Fiscalité

Fiscalité immobilière en République Dominicaine

Acheter, détenir, louer, revendre : à chaque étape correspond une fiscalité. Voici les grands repères pour un investisseur étranger en République Dominicaine — et le rappel essentiel : seul un professionnel peut sécuriser votre situation, des deux côtés de l'Atlantique.

À l’achat : la taxe de transfert

L’acquisition d’un bien déclenche une taxe de transfert de 3 % de la valeur, payée lors de l’enregistrement du nouveau titre. Pour le premier acquéreur d’un projet certifié CONFOTUR, cette taxe est exonérée — un avantage immédiat à l’achat.

À la détention : l’impôt foncier IPI

L’IPI est l’impôt foncier annuel : 1 % sur la valeur des biens au-delà d’un seuil d’exonération d’environ 170 000 US$ (indexé chaque année). Il se paie en deux échéances (traditionnellement les 11 mars et 11 septembre). Là encore, le CONFOTUR exonère l’IPI pendant 10 à 15 ans sur les projets certifiés.

À la location : l’imposition des loyers

Les revenus locatifs de source dominicaine sont imposables. Le taux et l’assiette dépendent de votre situation (personne physique, société, résident ou non) et de la structure de détention. Le CONFOTUR prévoit fréquemment une exonération des loyers sur une dizaine d’années pour les projets certifiés — à confirmer projet par projet.

À la revente : la plus-value

La plus-value réalisée à la cession est en principe imposable en République Dominicaine. Les modalités (assiette, taux, abattements éventuels) dépendent de la structure et de la durée de détention. C’est un point à anticiper dès l’achat, dans votre stratégie de sortie.

Le double regard franco-dominicain

C’est le point le plus souvent négligé : tant que vous êtes résident fiscal français, vous demeurez soumis à vos obligations françaises (déclaration des avoirs et revenus de source étrangère, traitement des loyers et plus-values). Coordonner la fiscalité dominicaine et la fiscalité française est un travail de spécialiste — voir aussi notre page résidence fiscale en République Dominicaine.

Notre position

Nous ne sommes ni avocats fiscalistes, ni conseillers en gestion de patrimoine agréés.
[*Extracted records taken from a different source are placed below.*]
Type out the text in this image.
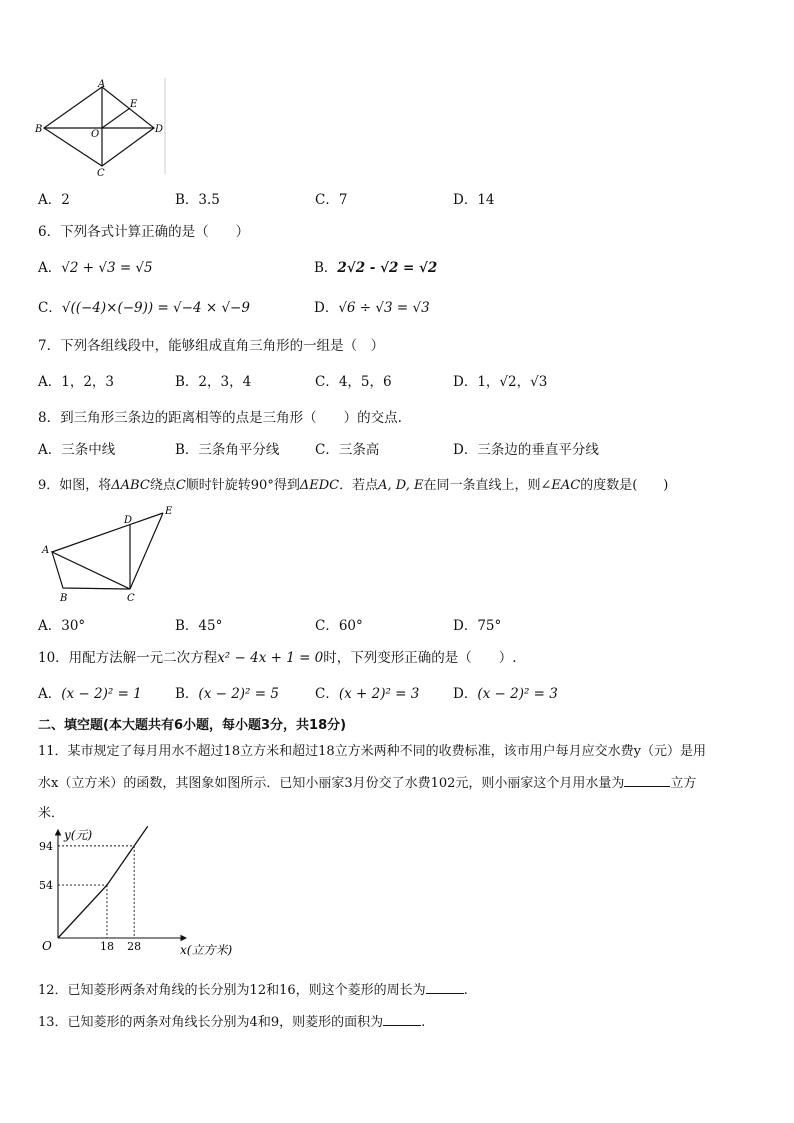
A
B
C
D
E
O
A．2	B．3.5	C．7	D．14
6．下列各式计算正确的是（　　）
A．√2 + √3 = √5	B．2√2 - √2 = √2
C．√((−4)×(−9)) = √−4 × √−9	D．√6 ÷ √3 = √3
7．下列各组线段中，能够组成直角三角形的一组是（　）
A．1，2，3	B．2，3，4	C．4，5，6	D．1，√2，√3
8．到三角形三条边的距离相等的点是三角形（　　）的交点.
A．三条中线	B．三条角平分线	C．三条高	D．三条边的垂直平分线
9．如图，将ΔABC绕点C顺时针旋转90°得到ΔEDC．若点A, D, E在同一条直线上，则∠EAC的度数是(　　)
A
B	C
D
E
A．30°	B．45°	C．60°	D．75°
10．用配方法解一元二次方程x² − 4x + 1 = 0时，下列变形正确的是（　　）.
A．(x − 2)² = 1 B．(x − 2)² = 5	C．(x + 2)² = 3 D．(x − 2)² = 3
二、填空题(本大题共有6小题，每小题3分，共18分)
11．某市规定了每月用水不超过18立方米和超过18立方米两种不同的收费标准，该市用户每月应交水费y（元）是用
水x（立方米）的函数，其图象如图所示．已知小丽家3月份交了水费102元，则小丽家这个月用水量为	立方
米．
y(元)
x(立方米)
O	18 28
54
94
12．已知菱形两条对角线的长分别为12和16，则这个菱形的周长为	.
13．已知菱形的两条对角线长分别为4和9，则菱形的面积为	.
Notre rôle est de structurer l’opération immobilière et de vous orienter vers les bons professionnels pour sécuriser le volet fiscal — pas de vous délivrer un conseil fiscal.

Repères indicatifs à jour de 2025-2026. Ceci n’est pas un conseil fiscal ou juridique. Toute situation doit être validée avec un avocat fiscaliste compétent en France et en République Dominicaine.

Questions fréquentes

Quels impôts paie-t-on à l'achat en République Dominicaine ?

Principalement la taxe de transfert de 3 % de la valeur, due lors de l'enregistrement du titre. Le premier acquéreur d'un projet certifié CONFOTUR en est exonéré.

Qu'est-ce que l'IPI, l'impôt foncier dominicain ?

L'IPI (Impuesto al Patrimonio Inmobiliario) est un impôt annuel de 1 % sur la valeur des biens au-delà d'un seuil d'exonération d'environ 170 000 US$ (indexé chaque année). Il se règle en deux échéances, traditionnellement les 11 mars et 11 septembre. Le CONFOTUR l'exonère pendant 10 à 15 ans.

Les loyers sont-ils imposés en République Dominicaine ?

Oui, les revenus locatifs de source dominicaine sont imposables, selon votre situation et la structure de détention. Le CONFOTUR prévoit souvent une exonération des loyers sur une dizaine d'années pour les projets certifiés. Les modalités exactes doivent être validées avec un conseil.

Faut-il déclarer son bien dominicain en France ?

En tant que résident fiscal français, vous restez soumis à vos obligations françaises (déclaration des comptes et revenus étrangers, traitement des loyers et plus-values selon les règles applicables). C'est un point de coordination franco-dominicain qui relève d'un fiscaliste.